In high school I read Joseph Heller’s Catch-22 and loved it. Several faculty told me variations on the phrase “you can’t possibly enjoy or understand that books because you don’t have enough life experience”. To which, I basically said nothing but should have given a solid “fuck you” to each one. Kinda did that by finishing the book in spite. But I really did enjoy it and understood as much as I could at the time. Read the thing with a dictionary in the other hand because of my relatively limited vocabulary and Heller’s completely unlimited vocabulary. I also used CliffsNotes or Sparknotes, whatever was available at the time. I do not remember which. The point I’m trying to make is that I went out of my way to get every morsel out of the book.

The character I want to bring up is Dunbar. Roundabout way of getting here, but we’re here. Dunbar’s whole idea was that if life was exciting time moved faster. And to combat this, he cultivated boredom to slow down time. This is a pretty gross reduction of the concept and its implementation in the novel. I’ll expand: Dunbar believed that when they were flying missions and just about getting killed every second of them, time seemed to move faster. He feared death. Dunbar reasoned that since the action of the missions sped up time, the opposite of that kind of action was boredom and therefore the cultivation of boredom would slow down time and extend his time being alive. There’s a hell of a lot of philosophy that goes into this line of reasoning and in Catch-22 Dunbar even goes into the math behind it reasoning how much more life he has given himself.
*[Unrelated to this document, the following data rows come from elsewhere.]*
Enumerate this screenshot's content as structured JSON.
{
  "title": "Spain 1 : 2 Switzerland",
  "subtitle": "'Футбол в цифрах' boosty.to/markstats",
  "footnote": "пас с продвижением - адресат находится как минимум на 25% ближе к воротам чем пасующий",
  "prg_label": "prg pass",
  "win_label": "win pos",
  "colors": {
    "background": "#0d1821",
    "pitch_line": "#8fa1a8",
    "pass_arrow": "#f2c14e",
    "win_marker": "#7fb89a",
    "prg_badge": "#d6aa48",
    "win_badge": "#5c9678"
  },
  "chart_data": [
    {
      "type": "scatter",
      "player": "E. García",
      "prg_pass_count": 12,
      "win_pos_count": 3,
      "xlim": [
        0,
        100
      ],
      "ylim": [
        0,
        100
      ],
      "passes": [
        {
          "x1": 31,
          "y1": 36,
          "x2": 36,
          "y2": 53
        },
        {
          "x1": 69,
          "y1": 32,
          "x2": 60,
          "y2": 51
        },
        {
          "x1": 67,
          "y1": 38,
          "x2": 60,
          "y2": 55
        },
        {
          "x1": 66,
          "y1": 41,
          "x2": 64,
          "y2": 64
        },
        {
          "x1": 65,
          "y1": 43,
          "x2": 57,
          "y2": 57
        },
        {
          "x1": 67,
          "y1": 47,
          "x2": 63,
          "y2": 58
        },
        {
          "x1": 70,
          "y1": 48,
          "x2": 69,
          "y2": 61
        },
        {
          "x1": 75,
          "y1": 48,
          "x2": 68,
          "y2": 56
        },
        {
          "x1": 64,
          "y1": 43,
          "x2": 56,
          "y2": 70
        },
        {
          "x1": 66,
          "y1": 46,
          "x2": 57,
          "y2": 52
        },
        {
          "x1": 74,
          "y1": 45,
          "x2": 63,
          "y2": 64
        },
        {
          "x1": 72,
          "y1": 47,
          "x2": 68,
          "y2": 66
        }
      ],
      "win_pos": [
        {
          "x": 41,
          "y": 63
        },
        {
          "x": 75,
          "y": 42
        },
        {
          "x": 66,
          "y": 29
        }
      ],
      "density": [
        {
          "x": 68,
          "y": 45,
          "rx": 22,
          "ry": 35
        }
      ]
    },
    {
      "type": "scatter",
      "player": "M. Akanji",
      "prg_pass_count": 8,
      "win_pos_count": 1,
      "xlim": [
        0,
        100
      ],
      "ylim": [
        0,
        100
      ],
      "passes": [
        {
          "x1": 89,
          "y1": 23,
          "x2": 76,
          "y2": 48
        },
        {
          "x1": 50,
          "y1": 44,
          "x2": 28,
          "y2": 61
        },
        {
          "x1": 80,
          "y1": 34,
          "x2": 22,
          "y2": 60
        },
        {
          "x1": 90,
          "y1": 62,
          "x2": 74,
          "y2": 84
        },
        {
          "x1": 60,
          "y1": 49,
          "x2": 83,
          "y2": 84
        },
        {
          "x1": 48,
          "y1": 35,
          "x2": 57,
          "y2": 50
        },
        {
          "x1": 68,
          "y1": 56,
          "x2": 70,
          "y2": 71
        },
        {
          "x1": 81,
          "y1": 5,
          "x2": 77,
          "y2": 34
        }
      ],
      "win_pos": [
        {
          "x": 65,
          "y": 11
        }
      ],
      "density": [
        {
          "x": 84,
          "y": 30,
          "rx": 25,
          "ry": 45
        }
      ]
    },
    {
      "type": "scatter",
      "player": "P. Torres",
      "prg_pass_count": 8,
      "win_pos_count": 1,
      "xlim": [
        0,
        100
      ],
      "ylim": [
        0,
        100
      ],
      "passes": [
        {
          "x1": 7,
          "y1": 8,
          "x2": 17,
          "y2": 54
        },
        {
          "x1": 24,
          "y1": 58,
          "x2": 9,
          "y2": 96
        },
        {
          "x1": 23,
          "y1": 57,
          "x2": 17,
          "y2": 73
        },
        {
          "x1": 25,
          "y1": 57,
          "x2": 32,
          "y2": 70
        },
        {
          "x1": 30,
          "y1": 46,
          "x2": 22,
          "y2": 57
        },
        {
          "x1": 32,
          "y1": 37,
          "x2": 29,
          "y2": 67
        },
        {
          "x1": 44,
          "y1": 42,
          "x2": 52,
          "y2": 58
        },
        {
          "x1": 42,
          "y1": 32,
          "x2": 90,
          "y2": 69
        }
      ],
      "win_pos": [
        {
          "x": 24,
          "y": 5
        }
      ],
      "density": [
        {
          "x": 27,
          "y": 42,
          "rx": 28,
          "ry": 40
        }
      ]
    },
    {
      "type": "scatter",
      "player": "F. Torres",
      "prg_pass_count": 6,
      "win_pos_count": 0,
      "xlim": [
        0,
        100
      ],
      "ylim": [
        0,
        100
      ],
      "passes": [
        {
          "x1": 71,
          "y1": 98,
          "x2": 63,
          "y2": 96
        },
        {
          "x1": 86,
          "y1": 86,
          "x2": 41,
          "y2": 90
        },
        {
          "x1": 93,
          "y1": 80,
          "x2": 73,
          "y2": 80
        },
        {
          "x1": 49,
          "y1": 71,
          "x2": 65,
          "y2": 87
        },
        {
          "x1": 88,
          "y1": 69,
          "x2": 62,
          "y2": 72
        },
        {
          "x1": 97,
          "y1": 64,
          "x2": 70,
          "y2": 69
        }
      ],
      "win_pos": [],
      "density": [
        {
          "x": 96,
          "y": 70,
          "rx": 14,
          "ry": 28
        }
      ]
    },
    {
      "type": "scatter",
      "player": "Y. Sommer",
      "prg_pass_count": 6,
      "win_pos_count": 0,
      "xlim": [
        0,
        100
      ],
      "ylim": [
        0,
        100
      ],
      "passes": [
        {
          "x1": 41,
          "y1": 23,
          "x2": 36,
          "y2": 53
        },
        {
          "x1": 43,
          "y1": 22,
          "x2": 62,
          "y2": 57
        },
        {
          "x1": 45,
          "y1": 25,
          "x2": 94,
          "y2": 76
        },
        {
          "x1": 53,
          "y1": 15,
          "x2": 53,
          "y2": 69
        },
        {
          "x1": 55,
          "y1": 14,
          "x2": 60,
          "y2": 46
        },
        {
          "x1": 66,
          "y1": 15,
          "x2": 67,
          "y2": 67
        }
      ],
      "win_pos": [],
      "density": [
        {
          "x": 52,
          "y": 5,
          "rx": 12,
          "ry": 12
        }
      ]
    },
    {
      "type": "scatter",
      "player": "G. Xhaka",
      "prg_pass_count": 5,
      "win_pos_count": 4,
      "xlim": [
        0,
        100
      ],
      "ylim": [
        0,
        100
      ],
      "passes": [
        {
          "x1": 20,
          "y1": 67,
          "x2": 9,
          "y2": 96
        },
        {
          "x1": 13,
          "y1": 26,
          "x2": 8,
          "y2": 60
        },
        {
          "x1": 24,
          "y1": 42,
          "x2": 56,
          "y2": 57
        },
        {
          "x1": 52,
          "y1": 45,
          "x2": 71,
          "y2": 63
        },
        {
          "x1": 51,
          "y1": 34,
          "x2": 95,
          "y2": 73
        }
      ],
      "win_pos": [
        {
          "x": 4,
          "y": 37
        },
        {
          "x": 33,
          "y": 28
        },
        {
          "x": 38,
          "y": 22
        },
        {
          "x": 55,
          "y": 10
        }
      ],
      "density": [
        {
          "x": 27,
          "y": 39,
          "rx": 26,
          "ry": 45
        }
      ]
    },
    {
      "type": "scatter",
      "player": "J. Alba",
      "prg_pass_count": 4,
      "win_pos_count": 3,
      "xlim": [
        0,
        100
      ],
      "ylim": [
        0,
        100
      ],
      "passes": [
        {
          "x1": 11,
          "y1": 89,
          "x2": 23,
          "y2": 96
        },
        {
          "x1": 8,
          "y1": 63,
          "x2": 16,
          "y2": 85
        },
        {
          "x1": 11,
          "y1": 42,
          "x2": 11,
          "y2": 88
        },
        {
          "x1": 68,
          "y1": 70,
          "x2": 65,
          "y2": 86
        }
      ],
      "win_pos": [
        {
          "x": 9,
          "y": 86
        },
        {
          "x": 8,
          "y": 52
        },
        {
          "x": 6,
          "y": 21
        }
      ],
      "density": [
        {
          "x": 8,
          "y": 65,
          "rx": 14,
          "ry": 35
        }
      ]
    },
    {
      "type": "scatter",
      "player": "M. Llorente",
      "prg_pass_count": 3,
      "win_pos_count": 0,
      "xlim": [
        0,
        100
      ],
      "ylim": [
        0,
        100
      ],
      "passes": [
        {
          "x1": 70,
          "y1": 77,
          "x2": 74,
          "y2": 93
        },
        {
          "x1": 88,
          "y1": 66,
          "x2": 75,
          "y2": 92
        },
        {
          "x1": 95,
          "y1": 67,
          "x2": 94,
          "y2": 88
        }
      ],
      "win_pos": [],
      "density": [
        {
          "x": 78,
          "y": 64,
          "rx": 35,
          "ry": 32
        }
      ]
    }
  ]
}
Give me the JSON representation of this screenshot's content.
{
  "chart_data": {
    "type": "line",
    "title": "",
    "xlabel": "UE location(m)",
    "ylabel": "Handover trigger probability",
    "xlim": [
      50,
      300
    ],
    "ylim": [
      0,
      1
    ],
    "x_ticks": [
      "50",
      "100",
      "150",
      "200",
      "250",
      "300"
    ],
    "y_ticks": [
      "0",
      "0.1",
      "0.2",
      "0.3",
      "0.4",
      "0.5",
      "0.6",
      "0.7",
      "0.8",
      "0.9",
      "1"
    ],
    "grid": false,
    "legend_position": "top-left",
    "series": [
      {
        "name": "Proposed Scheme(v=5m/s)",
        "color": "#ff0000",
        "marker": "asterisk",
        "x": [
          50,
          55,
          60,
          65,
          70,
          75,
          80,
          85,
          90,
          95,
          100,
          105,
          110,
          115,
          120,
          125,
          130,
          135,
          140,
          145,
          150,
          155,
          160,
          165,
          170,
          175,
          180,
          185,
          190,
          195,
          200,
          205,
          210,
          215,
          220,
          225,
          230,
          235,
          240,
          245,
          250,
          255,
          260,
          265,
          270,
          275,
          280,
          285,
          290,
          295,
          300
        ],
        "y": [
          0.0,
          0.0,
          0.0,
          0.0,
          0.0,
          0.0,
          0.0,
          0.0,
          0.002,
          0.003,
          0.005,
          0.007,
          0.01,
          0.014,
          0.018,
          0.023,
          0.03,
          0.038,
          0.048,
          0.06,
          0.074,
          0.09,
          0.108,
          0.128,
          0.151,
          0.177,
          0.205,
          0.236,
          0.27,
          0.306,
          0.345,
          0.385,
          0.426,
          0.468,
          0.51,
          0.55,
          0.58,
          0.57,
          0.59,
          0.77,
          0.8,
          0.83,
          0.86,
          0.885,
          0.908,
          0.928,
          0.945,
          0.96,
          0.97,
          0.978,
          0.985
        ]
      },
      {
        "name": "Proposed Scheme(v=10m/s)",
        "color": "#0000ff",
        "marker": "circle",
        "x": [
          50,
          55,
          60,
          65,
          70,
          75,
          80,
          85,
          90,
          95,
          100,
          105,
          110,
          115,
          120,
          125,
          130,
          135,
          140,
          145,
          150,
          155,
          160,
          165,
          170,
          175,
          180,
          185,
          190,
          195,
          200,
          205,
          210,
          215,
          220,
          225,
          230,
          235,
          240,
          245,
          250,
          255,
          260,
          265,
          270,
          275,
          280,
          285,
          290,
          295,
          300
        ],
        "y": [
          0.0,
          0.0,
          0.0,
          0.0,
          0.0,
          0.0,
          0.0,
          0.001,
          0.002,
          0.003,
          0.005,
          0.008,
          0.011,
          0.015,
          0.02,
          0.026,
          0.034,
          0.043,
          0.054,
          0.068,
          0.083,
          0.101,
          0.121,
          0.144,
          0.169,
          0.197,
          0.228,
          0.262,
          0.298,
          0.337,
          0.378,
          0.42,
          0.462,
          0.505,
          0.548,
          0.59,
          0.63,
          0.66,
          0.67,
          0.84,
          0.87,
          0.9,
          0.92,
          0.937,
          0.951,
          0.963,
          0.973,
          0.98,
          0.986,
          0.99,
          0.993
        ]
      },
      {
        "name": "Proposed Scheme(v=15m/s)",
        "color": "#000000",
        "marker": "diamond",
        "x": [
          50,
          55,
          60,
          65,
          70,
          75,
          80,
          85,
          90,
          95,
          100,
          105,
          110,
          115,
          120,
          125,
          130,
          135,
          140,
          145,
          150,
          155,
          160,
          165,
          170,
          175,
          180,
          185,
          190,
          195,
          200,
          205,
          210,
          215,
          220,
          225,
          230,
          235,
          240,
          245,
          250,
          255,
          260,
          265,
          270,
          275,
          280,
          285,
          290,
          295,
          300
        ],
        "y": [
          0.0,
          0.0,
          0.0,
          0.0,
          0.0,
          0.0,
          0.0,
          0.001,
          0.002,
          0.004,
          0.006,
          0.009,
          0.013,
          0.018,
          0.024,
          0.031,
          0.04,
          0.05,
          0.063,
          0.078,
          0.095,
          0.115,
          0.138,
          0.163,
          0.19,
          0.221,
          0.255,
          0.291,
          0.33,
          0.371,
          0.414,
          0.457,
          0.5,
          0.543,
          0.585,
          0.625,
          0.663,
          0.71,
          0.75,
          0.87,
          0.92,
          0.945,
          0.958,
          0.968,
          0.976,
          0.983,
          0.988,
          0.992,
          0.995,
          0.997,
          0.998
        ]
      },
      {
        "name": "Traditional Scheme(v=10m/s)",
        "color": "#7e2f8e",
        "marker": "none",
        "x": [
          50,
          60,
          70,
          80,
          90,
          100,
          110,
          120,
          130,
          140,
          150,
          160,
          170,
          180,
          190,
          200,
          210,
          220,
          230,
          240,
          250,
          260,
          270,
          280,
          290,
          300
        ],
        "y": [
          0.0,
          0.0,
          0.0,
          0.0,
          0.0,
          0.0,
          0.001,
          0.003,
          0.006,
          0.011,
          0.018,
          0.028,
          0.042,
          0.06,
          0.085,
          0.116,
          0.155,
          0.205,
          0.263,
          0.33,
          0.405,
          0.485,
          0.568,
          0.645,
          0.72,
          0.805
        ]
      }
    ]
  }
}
I’m not going to go into all of the details, we have the gist of the idea and will move on form here.

There have been more than a few articles written on the importance of cultivating boredom from the sake of creating art (like this one on Medium or this other one by Phil Vance) or fostering the development of a child. (A note for clarity’s sake, I just googled these articles up and do not endorse any or the aforementioned links. I know effectively nothing about Phil Vance or the Child Mind Institute. I’m really hoping they’re not insane in a bad way, or politically motivated, or evil in some way. Not saying they are, or aren’t. I just don’t know.)

To be perfectly clear, I agree with the Medium article. The other two I partly agree with to varying degrees. The Googlemachine is one hell of a device.

I first read the Medium article a while ago, really not sure when. But it has been weighing on me ever since. I constantly go for the cheap dopamine hit on my phone or the tv and spend very little time just bored and waiting for something to come to mind. I spend entirely too little time musing without a goal in mind. I’m hopelessly addicted to instant gratification. That dopamine is so easy to get out of the internet, I desperately want to stop it.

For example, I really want to get myself a dumbphone and leave mobile internet in my dust. Unfortunately i rely way too much on GPS to do that. I’m a transplant and hopelessly lost without the maps on my phone. I’ve been looking at the Light II Phone for quite some time. That and another one, the Punkt MP02. These are the frontrunners in my dumbphone race. Now I’m very distracted again, this time by shopping for a new phone. Murder.

Phones aside, I really want to get off of Social Media. I really want to get off of the mobile side of the internet. I really want out of the smartphone rat race.

I need to cultivate time to be bored and just let my mind wander without getting the easy dopamine from the aforementioned sources.

Tomorrow is a new day and i can start eliminating the things I don’t need on my phone in the morning. Maybe that’s a project that can actually happen.

The plan for this post was to go in depth about boredom an art, looks like that really is going to be its own post. Possibly tomorrow.